Madre 18/12/2025

Día intrascendente. Mantendré el estilo cronológico en la secuencia de los hechos. Además, hoy me quiero quitar de encima esto, tratarlo como un trámite.

He llegado a la oficina a la hora exacta, como si quisiera dar ejemplo a alguien. Los nuevos, en general, son puntuales.

Todo ha funcionado sin fricciones. La gente habla de lo que va a hacer en navidad, lo que dota a todo de una capa de sopor muy poco atractiva. El cliente del otro día ha mandado un correo breve, eficaz, con un “gracias” final, seguido de mi nombre, que no era necesario. He tardado más de la cuenta en responder. No por estrategia, sino por una especie de pudor. Como si cualquier gesto, incluso uno correcto, pudiera leerse mal. Me ha gustado esa sensación algo adolescente. Me descubro revisando mis propias palabras después de decirlas, como si hubiera un segundo público escuchando. Normalmente son cosas que no me importan.

He pensado en mi hijo menos que otros días. Eso me ha producido alivio y, casi de inmediato, culpa. Como si el pensamiento fuera una forma de cuidado obligatoria. No lo es. Lo sé racionalmente. Pero hay aprendizajes que no se deshacen.

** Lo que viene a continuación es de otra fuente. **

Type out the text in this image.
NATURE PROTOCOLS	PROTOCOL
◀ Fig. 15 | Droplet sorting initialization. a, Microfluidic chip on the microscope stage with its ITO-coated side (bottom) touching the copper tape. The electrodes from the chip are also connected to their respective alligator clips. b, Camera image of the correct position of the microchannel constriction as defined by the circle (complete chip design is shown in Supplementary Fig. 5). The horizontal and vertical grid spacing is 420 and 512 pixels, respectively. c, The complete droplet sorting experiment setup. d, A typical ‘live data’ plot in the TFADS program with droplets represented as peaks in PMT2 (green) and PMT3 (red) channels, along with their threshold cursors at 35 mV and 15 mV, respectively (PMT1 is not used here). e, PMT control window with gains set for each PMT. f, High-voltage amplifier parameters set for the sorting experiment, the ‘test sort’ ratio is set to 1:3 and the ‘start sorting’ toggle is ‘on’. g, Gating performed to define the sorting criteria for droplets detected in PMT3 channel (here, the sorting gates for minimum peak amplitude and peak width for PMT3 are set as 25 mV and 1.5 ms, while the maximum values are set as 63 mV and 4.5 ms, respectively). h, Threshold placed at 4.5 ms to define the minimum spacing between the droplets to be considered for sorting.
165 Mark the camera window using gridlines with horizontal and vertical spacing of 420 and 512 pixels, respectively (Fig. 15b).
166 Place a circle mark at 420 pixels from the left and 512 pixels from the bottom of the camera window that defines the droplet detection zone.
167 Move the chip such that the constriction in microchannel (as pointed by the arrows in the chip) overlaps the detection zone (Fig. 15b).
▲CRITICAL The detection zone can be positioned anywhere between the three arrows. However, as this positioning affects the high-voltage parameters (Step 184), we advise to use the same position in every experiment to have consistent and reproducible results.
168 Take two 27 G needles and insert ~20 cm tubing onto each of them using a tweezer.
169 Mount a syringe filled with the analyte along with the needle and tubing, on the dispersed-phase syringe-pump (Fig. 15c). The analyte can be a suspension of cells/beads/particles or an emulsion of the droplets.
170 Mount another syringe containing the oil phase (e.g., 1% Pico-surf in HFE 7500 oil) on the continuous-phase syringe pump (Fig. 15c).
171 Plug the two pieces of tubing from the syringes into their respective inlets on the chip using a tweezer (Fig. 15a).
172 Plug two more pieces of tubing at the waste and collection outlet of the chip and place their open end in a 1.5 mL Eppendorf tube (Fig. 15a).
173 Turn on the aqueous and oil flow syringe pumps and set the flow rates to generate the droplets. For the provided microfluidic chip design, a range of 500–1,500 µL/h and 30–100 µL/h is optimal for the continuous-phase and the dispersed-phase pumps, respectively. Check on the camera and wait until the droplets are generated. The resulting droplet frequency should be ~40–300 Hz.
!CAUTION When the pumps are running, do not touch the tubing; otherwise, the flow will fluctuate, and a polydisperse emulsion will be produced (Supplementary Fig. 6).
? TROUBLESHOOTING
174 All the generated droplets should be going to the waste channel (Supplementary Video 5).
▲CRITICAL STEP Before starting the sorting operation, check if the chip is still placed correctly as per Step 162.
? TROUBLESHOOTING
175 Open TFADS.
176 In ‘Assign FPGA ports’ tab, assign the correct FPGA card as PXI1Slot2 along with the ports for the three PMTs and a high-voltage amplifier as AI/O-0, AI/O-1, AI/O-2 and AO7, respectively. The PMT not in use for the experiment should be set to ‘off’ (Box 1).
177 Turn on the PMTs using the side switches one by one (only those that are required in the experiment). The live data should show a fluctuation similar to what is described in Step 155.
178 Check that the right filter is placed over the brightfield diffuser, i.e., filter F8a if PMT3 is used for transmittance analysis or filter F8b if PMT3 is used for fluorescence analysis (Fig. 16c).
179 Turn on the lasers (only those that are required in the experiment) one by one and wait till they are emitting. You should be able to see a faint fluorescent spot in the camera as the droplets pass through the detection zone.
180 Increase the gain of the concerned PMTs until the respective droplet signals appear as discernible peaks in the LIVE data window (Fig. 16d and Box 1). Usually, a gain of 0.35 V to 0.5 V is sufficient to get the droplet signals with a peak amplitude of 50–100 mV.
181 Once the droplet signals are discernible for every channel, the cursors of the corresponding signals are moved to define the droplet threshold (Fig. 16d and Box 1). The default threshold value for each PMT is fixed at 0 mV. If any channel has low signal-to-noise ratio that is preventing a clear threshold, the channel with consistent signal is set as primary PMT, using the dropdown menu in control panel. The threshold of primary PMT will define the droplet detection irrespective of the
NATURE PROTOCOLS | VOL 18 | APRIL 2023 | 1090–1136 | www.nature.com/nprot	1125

Después del trabajo he ido al gimnasio, y al volver a casa he notado el cansancio en mi cuerpo de una forma distinta. No agotamiento, sino densidad. Como si el día pesara más de lo que debería. Creo que no es el trabajo, ni la edad, ni siquiera la familia. Quizá es este ejercicio extraño de mirarme todo el rato mientras vivo.

Escribir ya no es solo contar. Es elegir. Y elegir deja restos.

No me he puesto el podcast, y me ha costado más dormirme. Causa efecto.